Local Interaction Signal Analysis Predicts Protein-Protein Binding Affinity. Raucci R, Laine E, Carbone A. (2018) Structure 26: P905-915
LISA is an empirical scoring function that estimates the binding affinity between two proteins, given the 3D structure of their complex. LISA provides a fine description of the spatial distribution of favorable and unfavorable contacts on the interacting surface. It achieves a correlation of 0.81 on 125 complexes whose binding affinities were experimentally measured with selected reliable technologies. LISA compares favorably with 17 other state-of-the-art functions.
A multi-source domain annotation pipeline for quantitative metagenomic and metatranscriptomic functional profiling.Ugarte A, Vicedomini R, Bernardes J, Carbone A. (2018) Microbiome 6: 149
Biochemical and regulatory pathways have until recently been thought and modelled within one cell type, one organism and one species. This vision is being dramatically changed by the advent of whole microbiome sequencing studies, revealing the role of symbiotic microbial populations in fundamental biochemical functions. We present METACLADE, a novel profile-based domain annotation pipeline based on a multi-source domain annotation strategy. It applies directly to reads and improves identification of the catalog of functions in microbiomes. MetaCLADE highly improves current domain annotation methods and reaches a fine degree of accuracy in annotation of very different environments such as soil and marine ecosystems, ancient metagenomes and human tissues.
Meet-U: Educating through research immersion Abdollahi N, Albani A, Anthony E,... Laine E, Lopes A. (2018) PLOS Computational Biology 14: e1005992
We present Meet-U, a new educational initiative that aims to train students for collaborative work in computational biology and to bridge the gap between education and research. Meet-U mimics the setup of collaborative research projects and takes advantage of the most popular tools for collaborative work and of cloud computing. Students are grouped in teams of 4–5 people and have to realize a project from A to Z that answers a challenging question in biology. We report on our experience with Meet-U in two French universities with master’s students in bioinformatics and modeling, with protein–protein docking as the subject of the course. Meet-U is easy to implement and can be straightforwardly transferred to other fields and/or universities.
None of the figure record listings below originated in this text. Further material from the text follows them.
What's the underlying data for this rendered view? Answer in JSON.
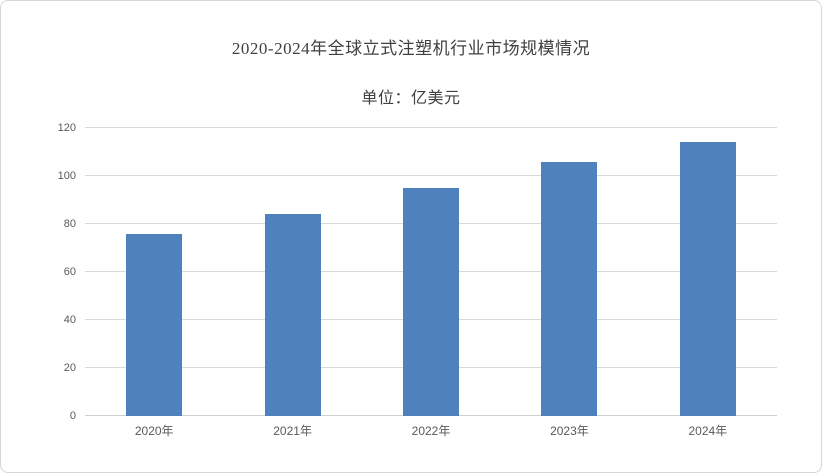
{
  "page": {
    "background_color": "#ffffff",
    "border_color": "#d6d6d6"
  },
  "chart_data": {
    "type": "bar",
    "title": "2020-2024年全球立式注塑机行业市场规模情况",
    "subtitle": "单位：亿美元",
    "categories": [
      "2020年",
      "2021年",
      "2022年",
      "2023年",
      "2024年"
    ],
    "values": [
      76,
      84,
      95,
      106,
      114
    ],
    "xlabel": "",
    "ylabel": "",
    "ylim": [
      0,
      120
    ],
    "yticks": [
      0,
      20,
      40,
      60,
      80,
      100,
      120
    ],
    "grid": true,
    "legend_position": "none",
    "bar_color": "#4F81BD",
    "gridline_color": "#d9d9d9",
    "axis_label_color": "#595959",
    "title_color": "#404040"
  }
}
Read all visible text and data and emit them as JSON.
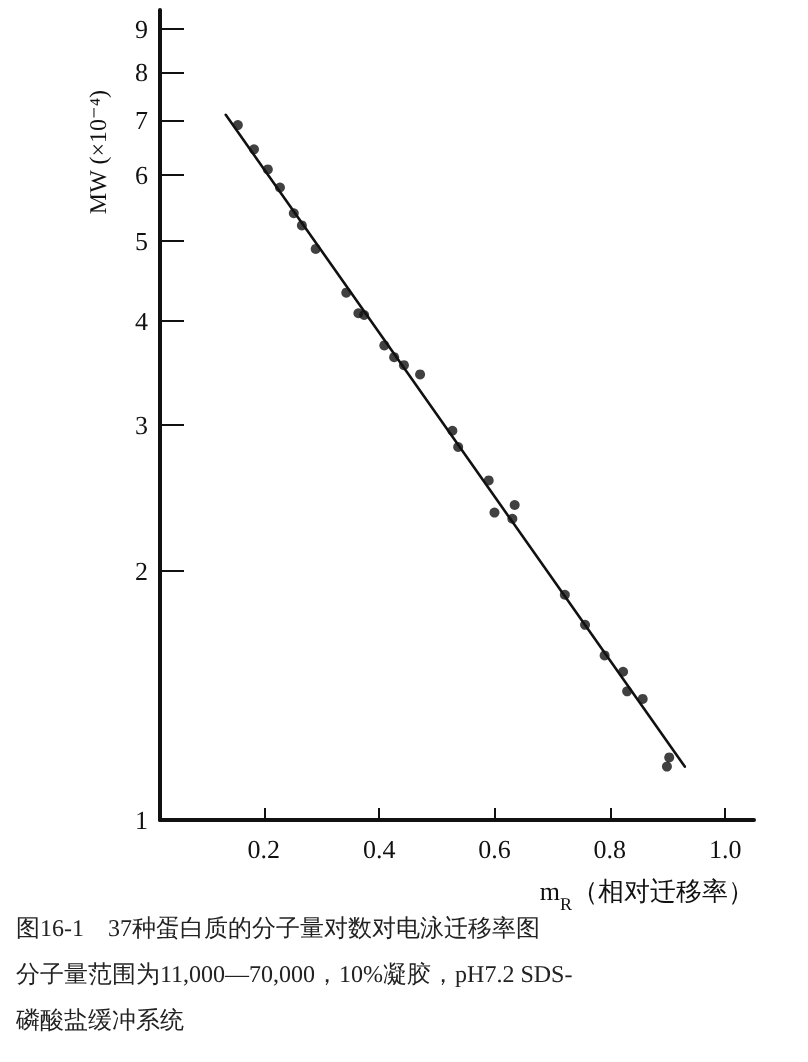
{
  "chart_data": {
    "type": "scatter",
    "xlabel": "m$_{R}$（相对迁移率）",
    "ylabel": "MW (×10⁻⁴)",
    "annotations": [
      "图16-1　37种蛋白质的分子量对数对电泳迁移率图",
      "分子量范围为11,000—70,000，10%凝胶，pH7.2 SDS-",
      "磷酸盐缓冲系统"
    ],
    "series": [
      {
        "color": "#111111",
        "marker": "circle",
        "x": [
          0.155,
          0.183,
          0.207,
          0.228,
          0.252,
          0.266,
          0.29,
          0.343,
          0.364,
          0.374,
          0.409,
          0.426,
          0.443,
          0.471,
          0.527,
          0.537,
          0.59,
          0.6,
          0.635,
          0.631,
          0.722,
          0.757,
          0.791,
          0.823,
          0.83,
          0.857,
          0.903,
          0.899
        ],
        "values": [
          6.9,
          6.45,
          6.1,
          5.8,
          5.4,
          5.22,
          4.89,
          4.33,
          4.09,
          4.07,
          3.74,
          3.62,
          3.54,
          3.45,
          2.95,
          2.82,
          2.57,
          2.35,
          2.4,
          2.31,
          1.87,
          1.72,
          1.58,
          1.51,
          1.43,
          1.4,
          1.19,
          1.16
        ]
      },
      {
        "type": "line",
        "color": "#111111",
        "marker": "none",
        "x": [
          0.134,
          0.93
        ],
        "values": [
          7.1,
          1.16
        ]
      }
    ],
    "xlim": [
      0.02,
      1.05
    ],
    "xticks": [
      0.2,
      0.4,
      0.6,
      0.8,
      {
        "value": 1,
        "label": "1.0"
      }
    ],
    "ylim": [
      1,
      9.5
    ],
    "yticks": [
      1,
      2,
      3,
      4,
      5,
      6,
      7,
      8,
      9
    ],
    "log": "y",
    "grid": false
  }
}
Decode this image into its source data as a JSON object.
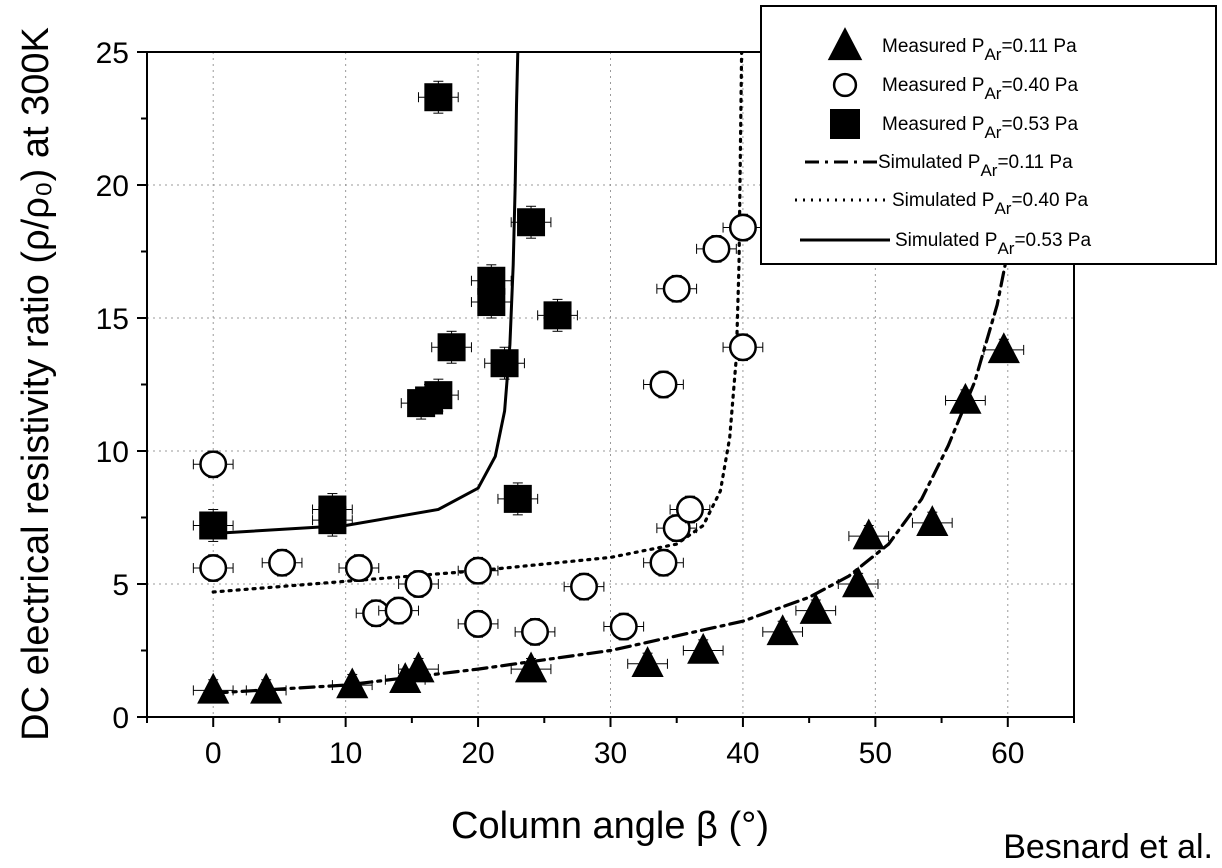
{
  "chart_data": {
    "type": "scatter",
    "xlabel": "Column angle β (°)",
    "ylabel": "DC electrical resistivity ratio (ρ/ρ₀) at 300K",
    "xlim": [
      -5,
      65
    ],
    "ylim": [
      0,
      25
    ],
    "x_ticks": [
      0,
      10,
      20,
      30,
      40,
      50,
      60
    ],
    "y_ticks": [
      0,
      5,
      10,
      15,
      20,
      25
    ],
    "grid": "dotted",
    "legend_position": "top-right",
    "credit": "Besnard et al.",
    "series": [
      {
        "name": "Measured P_Ar=0.11 Pa",
        "legend_prefix": "Measured P",
        "legend_sub": "Ar",
        "legend_suffix": "=0.11 Pa",
        "marker": "triangle",
        "x_error": 1.5,
        "y_error": 0.4,
        "points": [
          [
            0,
            1.0
          ],
          [
            4,
            1.0
          ],
          [
            10.5,
            1.2
          ],
          [
            14.5,
            1.4
          ],
          [
            15.5,
            1.8
          ],
          [
            24,
            1.8
          ],
          [
            32.8,
            2.0
          ],
          [
            37,
            2.5
          ],
          [
            43,
            3.2
          ],
          [
            45.5,
            4.0
          ],
          [
            48.7,
            5.0
          ],
          [
            49.5,
            6.8
          ],
          [
            54.3,
            7.3
          ],
          [
            56.8,
            11.9
          ],
          [
            59.7,
            13.8
          ]
        ]
      },
      {
        "name": "Measured P_Ar=0.40 Pa",
        "legend_prefix": "Measured P",
        "legend_sub": "Ar",
        "legend_suffix": "=0.40 Pa",
        "marker": "circle",
        "x_error": 1.5,
        "y_error": 0.5,
        "points": [
          [
            0,
            9.5
          ],
          [
            0,
            5.6
          ],
          [
            5.2,
            5.8
          ],
          [
            11,
            5.6
          ],
          [
            12.3,
            3.9
          ],
          [
            14,
            4.0
          ],
          [
            15.5,
            5.0
          ],
          [
            20,
            3.5
          ],
          [
            20,
            5.5
          ],
          [
            24.3,
            3.2
          ],
          [
            28,
            4.9
          ],
          [
            31,
            3.4
          ],
          [
            34,
            12.5
          ],
          [
            34,
            5.8
          ],
          [
            35,
            7.1
          ],
          [
            35,
            16.1
          ],
          [
            36,
            7.8
          ],
          [
            38,
            17.6
          ],
          [
            40,
            18.4
          ],
          [
            40,
            13.9
          ]
        ]
      },
      {
        "name": "Measured P_Ar=0.53 Pa",
        "legend_prefix": "Measured P",
        "legend_sub": "Ar",
        "legend_suffix": "=0.53 Pa",
        "marker": "square",
        "x_error": 1.5,
        "y_error": 0.6,
        "points": [
          [
            0,
            7.2
          ],
          [
            9,
            7.8
          ],
          [
            9,
            7.4
          ],
          [
            15.7,
            11.8
          ],
          [
            16.3,
            11.9
          ],
          [
            17,
            12.1
          ],
          [
            17,
            23.3
          ],
          [
            18,
            13.9
          ],
          [
            21,
            16.4
          ],
          [
            21,
            15.6
          ],
          [
            22,
            13.3
          ],
          [
            24,
            18.6
          ],
          [
            23,
            8.2
          ],
          [
            26,
            15.1
          ]
        ]
      },
      {
        "name": "Simulated P_Ar=0.11 Pa",
        "legend_prefix": "Simulated P",
        "legend_sub": "Ar",
        "legend_suffix": "=0.11 Pa",
        "line": "dashdot",
        "points": [
          [
            0,
            0.9
          ],
          [
            10,
            1.2
          ],
          [
            20,
            1.8
          ],
          [
            30,
            2.5
          ],
          [
            40,
            3.6
          ],
          [
            45,
            4.5
          ],
          [
            48,
            5.3
          ],
          [
            51,
            6.5
          ],
          [
            53.5,
            8.2
          ],
          [
            55.5,
            10.2
          ],
          [
            57.5,
            12.6
          ],
          [
            59.2,
            15.5
          ],
          [
            60.4,
            18.5
          ],
          [
            61.1,
            21.5
          ],
          [
            61.5,
            25
          ]
        ]
      },
      {
        "name": "Simulated P_Ar=0.40 Pa",
        "legend_prefix": "Simulated P",
        "legend_sub": "Ar",
        "legend_suffix": "=0.40 Pa",
        "line": "dotted",
        "points": [
          [
            0,
            4.7
          ],
          [
            10,
            5.1
          ],
          [
            20,
            5.5
          ],
          [
            30,
            6.0
          ],
          [
            35,
            6.5
          ],
          [
            37,
            7.2
          ],
          [
            38.3,
            8.5
          ],
          [
            39,
            10.5
          ],
          [
            39.5,
            13.5
          ],
          [
            39.7,
            17
          ],
          [
            39.8,
            21
          ],
          [
            39.9,
            25
          ]
        ]
      },
      {
        "name": "Simulated P_Ar=0.53 Pa",
        "legend_prefix": "Simulated P",
        "legend_sub": "Ar",
        "legend_suffix": "=0.53 Pa",
        "line": "solid",
        "points": [
          [
            0,
            6.9
          ],
          [
            10,
            7.2
          ],
          [
            17,
            7.8
          ],
          [
            20,
            8.6
          ],
          [
            21.3,
            9.8
          ],
          [
            22,
            11.5
          ],
          [
            22.4,
            14
          ],
          [
            22.65,
            17
          ],
          [
            22.8,
            20
          ],
          [
            22.9,
            23
          ],
          [
            23,
            25
          ]
        ]
      }
    ]
  }
}
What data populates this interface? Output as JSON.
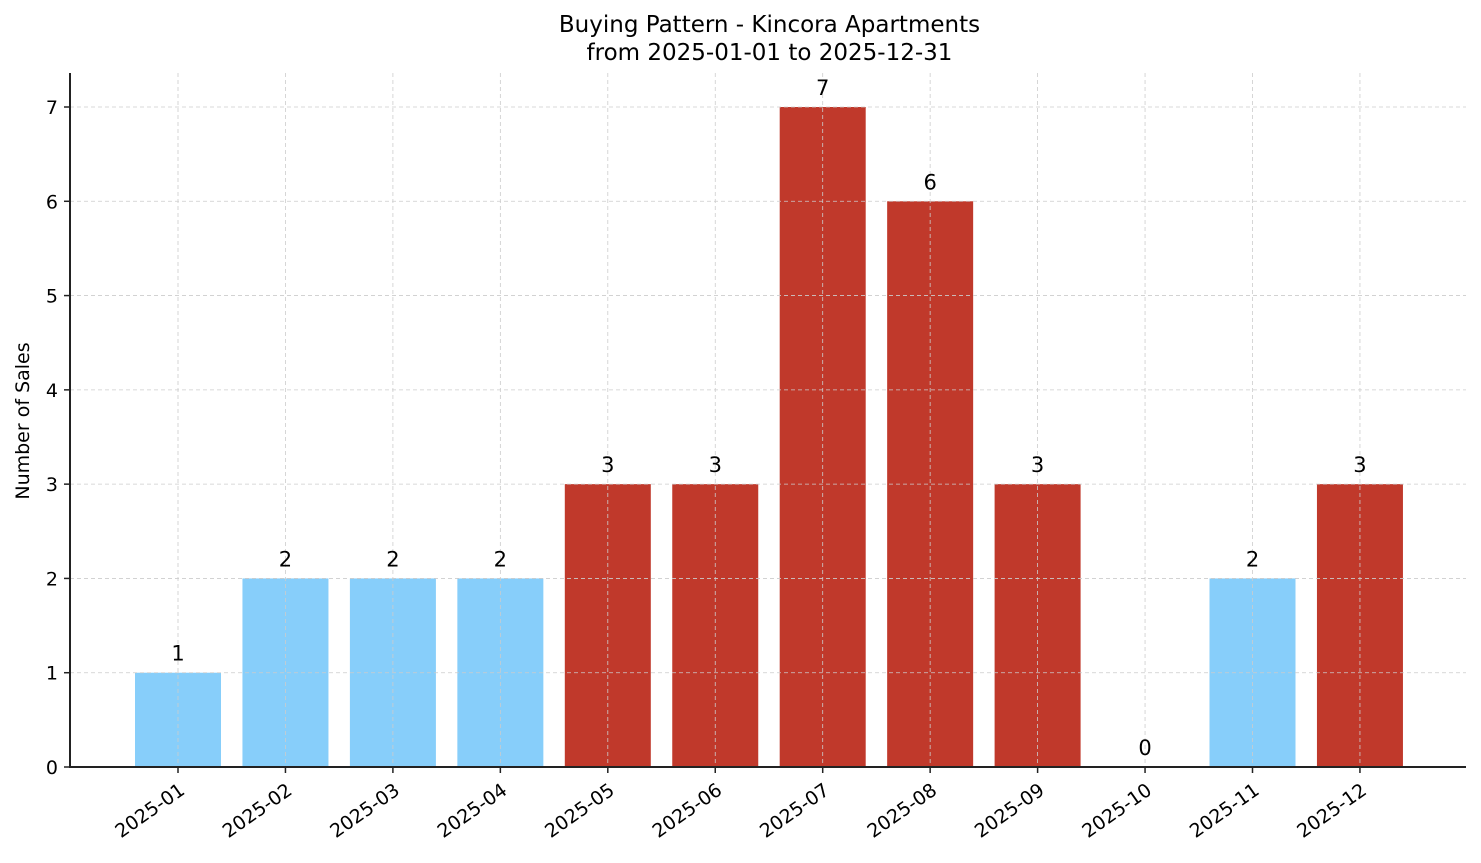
{
  "chart": {
    "title_line1": "Buying Pattern - Kincora Apartments",
    "title_line2": "from 2025-01-01 to 2025-12-31",
    "ylabel": "Number of Sales",
    "colors": {
      "low": "#87CEFA",
      "high": "#C0392B",
      "axis": "#222222",
      "grid": "#cccccc"
    }
  },
  "chart_data": {
    "type": "bar",
    "title": "Buying Pattern - Kincora Apartments\nfrom 2025-01-01 to 2025-12-31",
    "xlabel": "",
    "ylabel": "Number of Sales",
    "categories": [
      "2025-01",
      "2025-02",
      "2025-03",
      "2025-04",
      "2025-05",
      "2025-06",
      "2025-07",
      "2025-08",
      "2025-09",
      "2025-10",
      "2025-11",
      "2025-12"
    ],
    "values": [
      1,
      2,
      2,
      2,
      3,
      3,
      7,
      6,
      3,
      0,
      2,
      3
    ],
    "bar_colors": [
      "#87CEFA",
      "#87CEFA",
      "#87CEFA",
      "#87CEFA",
      "#C0392B",
      "#C0392B",
      "#C0392B",
      "#C0392B",
      "#C0392B",
      "#87CEFA",
      "#87CEFA",
      "#C0392B"
    ],
    "data_labels": [
      "1",
      "2",
      "2",
      "2",
      "3",
      "3",
      "7",
      "6",
      "3",
      "0",
      "2",
      "3"
    ],
    "yticks": [
      0,
      1,
      2,
      3,
      4,
      5,
      6,
      7
    ],
    "ylim": [
      0,
      7.35
    ],
    "grid": true,
    "legend": null
  }
}
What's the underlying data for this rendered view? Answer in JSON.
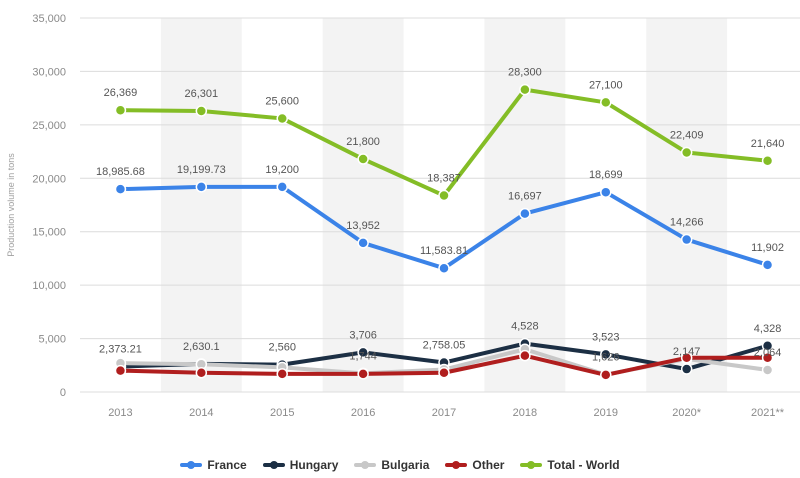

PureCLIP: Capturing Target-Specific protein-RNA Interaction Footprints from Single-Nucleotide CLIP-Seq Data. Krakau S, Richard H, Marsico A. (2017) Genome Biology 18: 240
CLIP and eCLIP techniques facilitate the detection of protein-RNA interaction sites at high resolution, based on diagnostic events at crosslink sites. However, previous methods do not explicitly model the specifics of iCLIP and eCLIP truncation patterns and possible biases. We developed PureCLIP, a hidden Markov model based approach, which simultaneously performs peak calling and individual crosslink site detection. It explicitly incorporates RNA abundances and, for the first time, non-specific sequence biases. On both simulated and real data, PureCLIP is more accurate in calling crosslink sites than other state-of-the-art methods and has a higher agreement across replicates.